C'est sur ce bénéfice, par exemple, que l'asociation des
bertsulari crée ses écoles de bertsularisme, publie des
traités, édite des cassettes et des recueils. En fait,
l'identité n'est pas ici livrée par la fête. Elle
n'est pas non plus l'expression naturelle d'une ville ou d'une cité.

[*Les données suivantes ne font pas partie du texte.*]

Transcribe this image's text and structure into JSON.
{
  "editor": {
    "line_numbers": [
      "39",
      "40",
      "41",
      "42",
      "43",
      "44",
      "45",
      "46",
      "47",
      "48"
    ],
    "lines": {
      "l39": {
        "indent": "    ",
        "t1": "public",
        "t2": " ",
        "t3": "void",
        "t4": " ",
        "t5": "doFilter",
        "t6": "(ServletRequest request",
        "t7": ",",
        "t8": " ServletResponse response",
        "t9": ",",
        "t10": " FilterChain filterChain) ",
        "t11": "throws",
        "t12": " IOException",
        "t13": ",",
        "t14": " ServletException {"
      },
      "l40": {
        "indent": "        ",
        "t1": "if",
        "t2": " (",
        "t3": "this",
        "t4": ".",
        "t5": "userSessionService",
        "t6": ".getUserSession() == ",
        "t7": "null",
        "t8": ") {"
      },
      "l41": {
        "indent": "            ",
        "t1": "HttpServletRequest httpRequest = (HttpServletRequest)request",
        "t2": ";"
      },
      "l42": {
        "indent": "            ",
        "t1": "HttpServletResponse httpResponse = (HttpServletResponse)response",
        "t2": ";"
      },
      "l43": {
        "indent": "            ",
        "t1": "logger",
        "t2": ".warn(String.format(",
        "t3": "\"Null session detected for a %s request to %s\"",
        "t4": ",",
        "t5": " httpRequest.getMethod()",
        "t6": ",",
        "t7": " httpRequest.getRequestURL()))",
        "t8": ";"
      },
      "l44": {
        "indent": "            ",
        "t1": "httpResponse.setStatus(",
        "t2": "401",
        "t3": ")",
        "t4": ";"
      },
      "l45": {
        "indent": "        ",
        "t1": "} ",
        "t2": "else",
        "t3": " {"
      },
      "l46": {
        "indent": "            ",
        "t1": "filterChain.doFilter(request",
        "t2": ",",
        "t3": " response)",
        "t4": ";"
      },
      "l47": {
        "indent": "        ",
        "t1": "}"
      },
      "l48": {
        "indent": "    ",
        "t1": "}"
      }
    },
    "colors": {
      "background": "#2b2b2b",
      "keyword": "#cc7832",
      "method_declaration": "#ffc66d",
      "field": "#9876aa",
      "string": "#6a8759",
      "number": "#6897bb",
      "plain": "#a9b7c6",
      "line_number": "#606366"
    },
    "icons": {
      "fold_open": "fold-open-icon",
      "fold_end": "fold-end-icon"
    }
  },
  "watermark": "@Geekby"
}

L'identité apparaît plutôt comme ce mécanisme
diffus mis en mouvement dans l'invention de cette fête. Elle serait
ce mécanisme qui permet de fabriquer un agir rituel, mais elle
ne saurait en aucun cas s'y réduire. Car l'identité, comme
la fête, et comme la ville ou la cité, existe aussi dans
ces discours d'escorte qui témoignent de ce qu'une "idée
de l'identité" (de la fête ou de la cité) circule
dans la collectivité concernée. La programmation rituelle
du championnat des bertsulari apparaît enfin comme une manière
de mise en ordre du monde, et chacun y apporte en somme ce qu'il vient
chercher.
On comprend ainsi que ce qui importe avant tout c'est cette mise en
partage d'un dire commun, cette ritualisation d'une profération
de parole, ce moment de convergence où s'affiche une conscience
communautaire. Ce que l'on va chercher à Anoeta, c'est bien en
quelque sorte l'assurance tous risques d'un vouloir-être revendiqué,
la certitude de ce que l'on existe. Comme me le suggérait un
spectateur au moment de quitter le vélodrome, "si l'on arrive
à rassembler 12.000 spectateurs pour écouter 8 bertsulari
pendant toute la journée, c'est qu'on n'est pas encore morts!".
Indications bibliographiques
- ABELES, M.
1990 "Rituels de l'héritage politique", in JEUDY,
H.-P. (s. la dir. de), Patrimoines en folie. Paris : Ed. de la Maison
des Sciences de l'Homme : 127-147.
- AMURIZA, X.
1980 Bertsolaritza. 1. Hitzaren kirol nazionala. 2. Hiztegi errimatua.
AEK, Euskal Herriko Alfabetatze Euskalduntze Koordinakundea.
- BROMBERGER, C.
1987 "Allez l'O.M.! Forza Juve!" La passion pour le football
à Marseille et à Turin", Terrain,
8 : 8-41.
- 1990 "Paraître en public. Des comportements
routiniers aux événements spectaculaires", Terrain,
15 : 5-11.
- LABORDE, D.
1990 "Tout raccorder et tomber juste. L'art du bertsulari basque",
Ethnologie française, 3 : 308-318.
- RIVIERE, C.
1988 Les Liturgies politiques. Paris : P.U.F.